The Canadian defense minister who lied about his record in Afghanistan is questioning the honesty of the Conservative opposition.
Harjit Sajjan, under attack in the House of Commons for claiming he was the “architect” of a prominent battle in the Afghanistan war, said, “I know the Official Opposition does not like to deal in facts when it comes to defence, but there is a fact it cannot ignore: Canada’s defence spending, as a proportion of GDP, was considerably lower when the Conservatives were removed from office than when they came in.”
Conservative defense critic James Bezan brought a non-confidence motion against Sajjan on Monday, citing his diminishing credibility over his war record and other statements that he has made while defense minister.
The motion read in part, “the House has lost confidence in the Minister of National Defence’s ability to carry out his responsibilities on behalf of the Government since, on multiple occasions the Minister misrepresented his military service and provided misleading information to the House.”
Bezan told The Daily Caller on Tuesday, “Nobody trusts Minister Sajjan anymore and all his statements are going to treated with disbelief.

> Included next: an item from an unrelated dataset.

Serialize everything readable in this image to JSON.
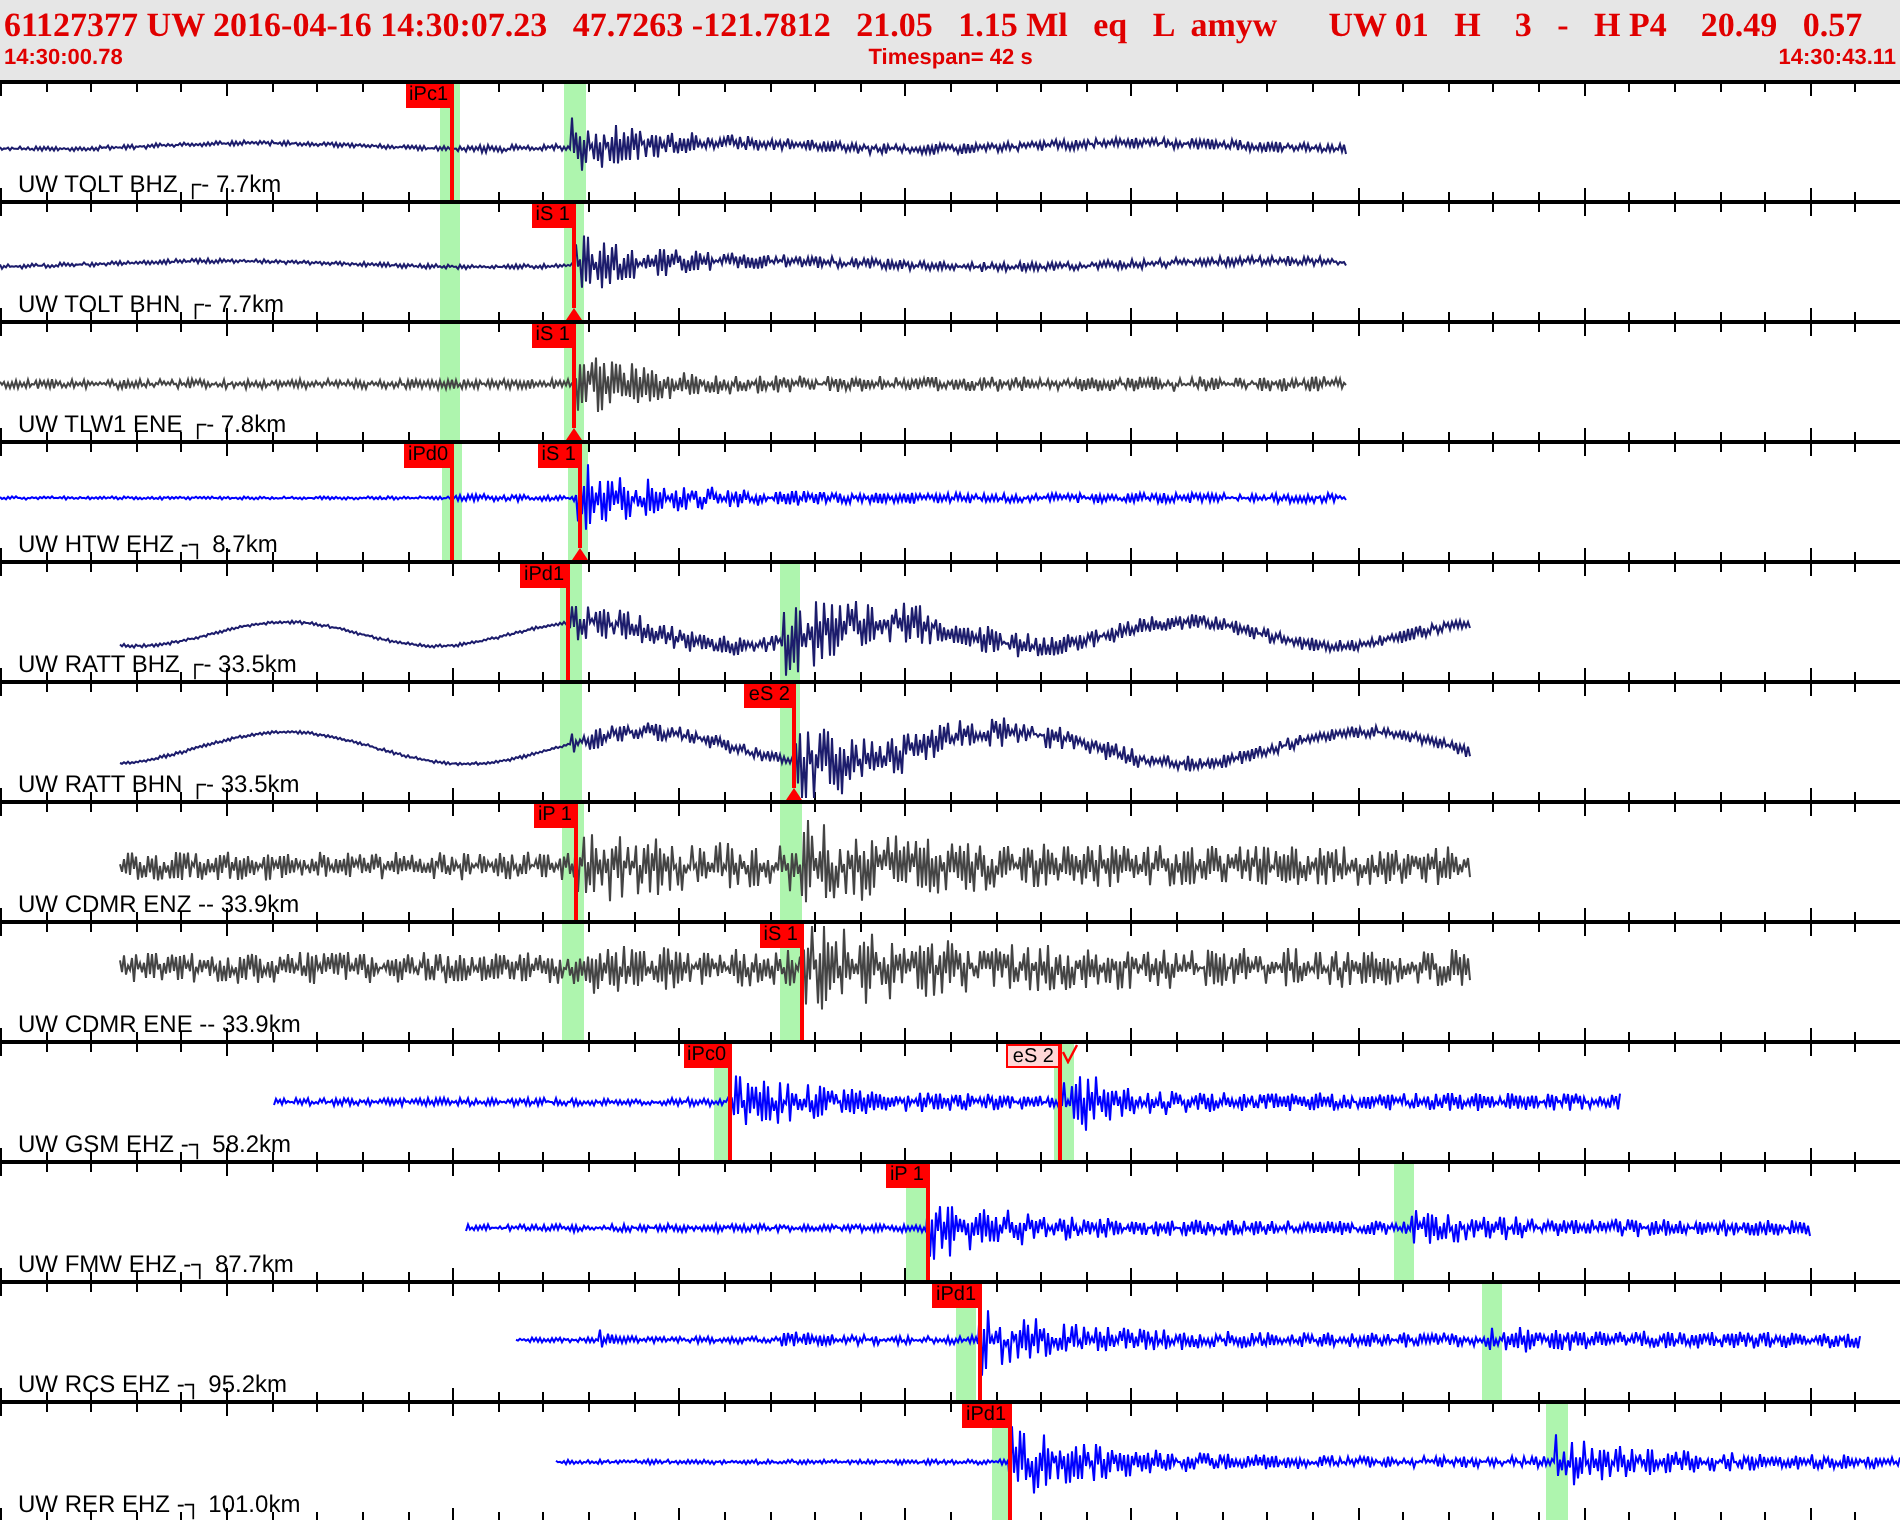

The Minister has done nothing for our forces except cut $12 billion from future defence spending which is reminiscent of the Liberal decade of darkness.”
Sajjan has apologized for making wha he calls a “mistake” about being the chief planner of Op Medusa, the 2006 battle that is itself the subject of controversy as to whether it was a success or failure. But he has not responded to accusations that he deliberately misled the House about cancelling Canadian airstrikes against ISIS forces because Afghan authorities did not think these efforts worth continuing.
Moreover, Bezan says Sajjan’s recent boast is merely just one more time that the minister has claimed undeserved fame.
“Video evidence shows that he first said this in 2015 when he was campaigning as the Liberal candidate to become the member of Parliament for Vancouver South. He said it quite openly. We do not know how many times that has been repeated behind closed doors or in meetings,” said Bezan.
“He has continually misled the House and Canadians and that his behaviour is demoralizing our troops, has caused our veterans to be incredibly angry and we also know that our allies are going to have trouble taking him seriously. There is a credibility issue here.”
The House will probably vote on the non-confidence motion Tuesday and Sajjan is expected to survive due to the Liberal government’s majority. However, the minister’s political life expectancy is in doubt as even the liberal Toronto Star has called for his resignation.